The Countdown (The Taking #3)(80)
“You think we didn’t try that? I was one of the first to volunteer. We all emit a certain amount of the kind of power we needed. Problem is, our human side. Our cell membranes absorb too much of that energy, and then our immune system sees it as a threat and breaks it down. The more attempts we made, the weaker I became. It’s why I have this.” She pointed to her bum leg. “I broke it a couple of years ago, and it never did heal properly, not even by human standards.
“Our only option was getting our hands on a Replaced.” She laughed wryly. “Don’t you see? Without those two kids, this whole house of cards crumbles.” She never said their names—Kyra’s or Tyler’s—as if naming them would personalize what she was doing. “Funny, I don’t think the M’alue realized they were handing us the solution to our problem when they created them.” Her smile was tinged with lunacy. “We searched high and low, sending out teams, operatives. We even had people inside the Daylight Division. We set up our own task forces—teams of Returned who worked for us. They infiltrated camps just so we could keep tabs on new abductees. We promised them the world if they could deliver us a Replaced.”
“It was you . . . ,” I hissed, unable to stop myself from charging her. “You sent Natty after Kyra.”
She tensed, raising the gun again, and Jett caught me. He held me back. His fingers gripped my wrist, reminding me it wouldn’t do any good to get shot now. To get Willow shot.
We still had to save Kyra . . . and, yes, Tyler too.
“Yeah,” Molly chuckled. “And we almost had her. We got word that Eddie Ray’s team had her and she’d be ready for transport within the day. They’d figured out how to sedate her and everything was set.” She shook her head. “At first when they didn’t answer us, we thought they’d changed their minds . . . maybe found another buyer for her.”
Buyer. The pulse in my throat picked up when she talked about Kyra that way. Like she was some sort of property, to be traded on the open market.
“Then you guys showed up. Just . . . showed up. Out of the blue.” She nodded at Ben. “And it no longer mattered that we didn’t have the girl. You handed us the boy on a silver platter. The second he entered the building we knew: he was the key.” Her long sigh oozed satisfaction. I wanted to punch her in the face. “The girl showing up a day later was just a bonus. You know, we’ve never seen someone emit so much energy, Ben? You should be proud. She’s like a walking power plant.”
“You’re going to hell,” he spat at her.
She smirked. “I’m already there.”
CHAPTER NINETEEN
“I HAD A SON ONCE,” DR. CLARKE SAID, HER FACE masked in the eerie blue glow coming from the gel inside Adam’s tube. She stepped around it, so we could see her more clearly, but she never released her grip on the syringe in her hand. It stayed where it was: ready to kill Adam with just the flick of her thumb.
“You don’t have to do this,” Tyler said, his eyes moving between the needle and her tortured expression. I didn’t know how he managed to sound so reasonable.
Dr. Clarke focused on Tyler. “I’m doing this for him,” she explained slowly. Softly. “All of it. This project.” She blinked against the tears she could no longer hide. “He was taken at the same time the other children were.” Her eyes fell on me. “Not long before you were taken.” A single tear slipped down her cheek and she used her shoulder to brush it away. “Only he never came back. Not even after all these years.” Her voice cracked. “Do you know what that does to a parent?”

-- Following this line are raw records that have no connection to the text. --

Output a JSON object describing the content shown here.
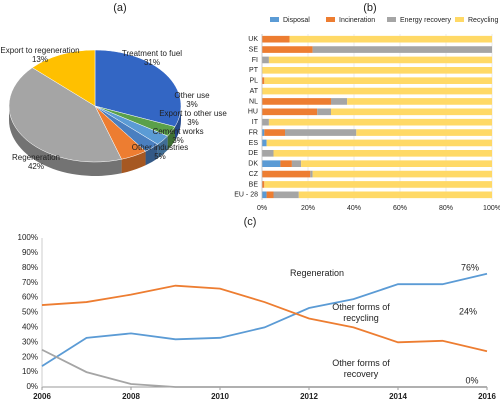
{
  "chart_data": [
    {
      "type": "pie",
      "panel": "(a)",
      "categories": [
        "Treatment to fuel",
        "Other use",
        "Export to other use",
        "Cement works",
        "Other industries",
        "Regeneration",
        "Export to regeneration"
      ],
      "values": [
        31,
        3,
        3,
        3,
        5,
        42,
        13
      ],
      "value_labels": [
        "31%",
        "3%",
        "3%",
        "3%",
        "5%",
        "42%",
        "13%"
      ],
      "colors": [
        "#3366c4",
        "#5aa04a",
        "#5b9bd5",
        "#4a7fc0",
        "#ed7d31",
        "#a5a5a5",
        "#ffc000"
      ]
    },
    {
      "type": "bar",
      "orientation": "horizontal",
      "stacked": true,
      "panel": "(b)",
      "categories": [
        "UK",
        "SE",
        "FI",
        "PT",
        "PL",
        "AT",
        "NL",
        "HU",
        "IT",
        "FR",
        "ES",
        "DE",
        "DK",
        "CZ",
        "BE",
        "EU - 28"
      ],
      "series": [
        {
          "name": "Disposal",
          "color": "#5b9bd5",
          "values": [
            0,
            0,
            0,
            0,
            0,
            0,
            0,
            0,
            0,
            1,
            2,
            0,
            8,
            0,
            0,
            2
          ]
        },
        {
          "name": "Incineration",
          "color": "#ed7d31",
          "values": [
            12,
            22,
            0,
            0,
            1,
            0,
            30,
            24,
            0,
            9,
            0,
            0,
            5,
            21,
            1,
            3
          ]
        },
        {
          "name": "Energy recovery",
          "color": "#a5a5a5",
          "values": [
            0,
            78,
            3,
            0,
            0,
            0,
            7,
            6,
            3,
            31,
            0,
            5,
            4,
            1,
            0,
            11
          ]
        },
        {
          "name": "Recycling",
          "color": "#ffd966",
          "values": [
            88,
            0,
            97,
            100,
            99,
            100,
            63,
            70,
            97,
            59,
            98,
            95,
            83,
            78,
            99,
            84
          ]
        }
      ],
      "xlim": [
        0,
        100
      ],
      "xticks": [
        {
          "value": 0,
          "label": "0%"
        },
        {
          "value": 20,
          "label": "20%"
        },
        {
          "value": 40,
          "label": "40%"
        },
        {
          "value": 60,
          "label": "60%"
        },
        {
          "value": 80,
          "label": "80%"
        },
        {
          "value": 100,
          "label": "100%"
        }
      ],
      "grid": true,
      "legend": "top"
    },
    {
      "type": "line",
      "panel": "(c)",
      "x": [
        2006,
        2007,
        2008,
        2009,
        2010,
        2011,
        2012,
        2013,
        2014,
        2015,
        2016
      ],
      "series": [
        {
          "name": "Regeneration",
          "color": "#5b9bd5",
          "values": [
            14,
            33,
            36,
            32,
            33,
            40,
            53,
            59,
            69,
            69,
            76
          ],
          "value_labels": [
            null,
            null,
            null,
            null,
            null,
            null,
            null,
            null,
            null,
            null,
            "76%"
          ]
        },
        {
          "name": "Other forms of recycling",
          "color": "#ed7d31",
          "values": [
            55,
            57,
            62,
            68,
            66,
            57,
            46,
            40,
            30,
            31,
            24
          ],
          "value_labels": [
            null,
            null,
            null,
            null,
            null,
            null,
            null,
            null,
            null,
            null,
            "24%"
          ]
        },
        {
          "name": "Other forms of recovery",
          "color": "#a5a5a5",
          "values": [
            25,
            10,
            2,
            0,
            0,
            0,
            0,
            0,
            0,
            0,
            0
          ],
          "value_labels": [
            null,
            null,
            null,
            null,
            null,
            null,
            null,
            null,
            null,
            null,
            "0%"
          ]
        }
      ],
      "xlim": [
        2006,
        2016
      ],
      "xticks": [
        2006,
        2008,
        2010,
        2012,
        2014,
        2016
      ],
      "ylim": [
        0,
        100
      ],
      "yticks": [
        {
          "value": 0,
          "label": "0%"
        },
        {
          "value": 10,
          "label": "10%"
        },
        {
          "value": 20,
          "label": "20%"
        },
        {
          "value": 30,
          "label": "30%"
        },
        {
          "value": 40,
          "label": "40%"
        },
        {
          "value": 50,
          "label": "50%"
        },
        {
          "value": 60,
          "label": "60%"
        },
        {
          "value": 70,
          "label": "70%"
        },
        {
          "value": 80,
          "label": "80%"
        },
        {
          "value": 90,
          "label": "90%"
        },
        {
          "value": 100,
          "label": "100%"
        }
      ],
      "grid": false
    }
  ]
}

Agent Truman lowered his gun as I eased past Tyler and stepped in front of her. I swallowed the lump in my throat, but my chest ached. “I do, actually. My dad . . . he’s not the same as he was before. It broke him.”
She jiggled the tubing, letting me know I’d come far enough. “He was fifteen,” she whispered, eyeing me desperately. “And if I can find him . . . If we can go up there and bring him back, he’ll still be fifteen.”
From behind me, Tyler reached for my shoulder, maybe trying to tell me not to, but it had to be said. She needed to know. I shook my head. “All you’ll do is make things worse,” I told her. “Get the rest of us killed too. You don’t want that, I know you don’t.”
It had been painful to admit the truth out loud—how damaged my dad had been by my taking—but looking at Dr. Clarke I couldn’t help thinking maybe it wasn’t her fault.
And maybe it wasn’t my dad’s either.
I took a step toward her. “Dr. Clarke, your son—” I faltered; she’d never said his name.
“Nathan,” she moaned. “My son’s name, it’s Nathan. Do you know?” she asked. “Did they tell you . . . ?” She took a shaky breath. “He’s not coming back, is he?”
Nathan Clarke.
I didn’t want to answer her. How could I?
But I knew the truth. They’d downloaded all that information into my head. I knew who’d survived the experiments. I’d seen his face. I knew what they’d done to him.
A quiver ran along my spine even before I found the strength to shake my head. Dr. Clarke’s face . . . her entire bearing crumpled. I turned to Tyler, wishing he could do something, anything to fix this.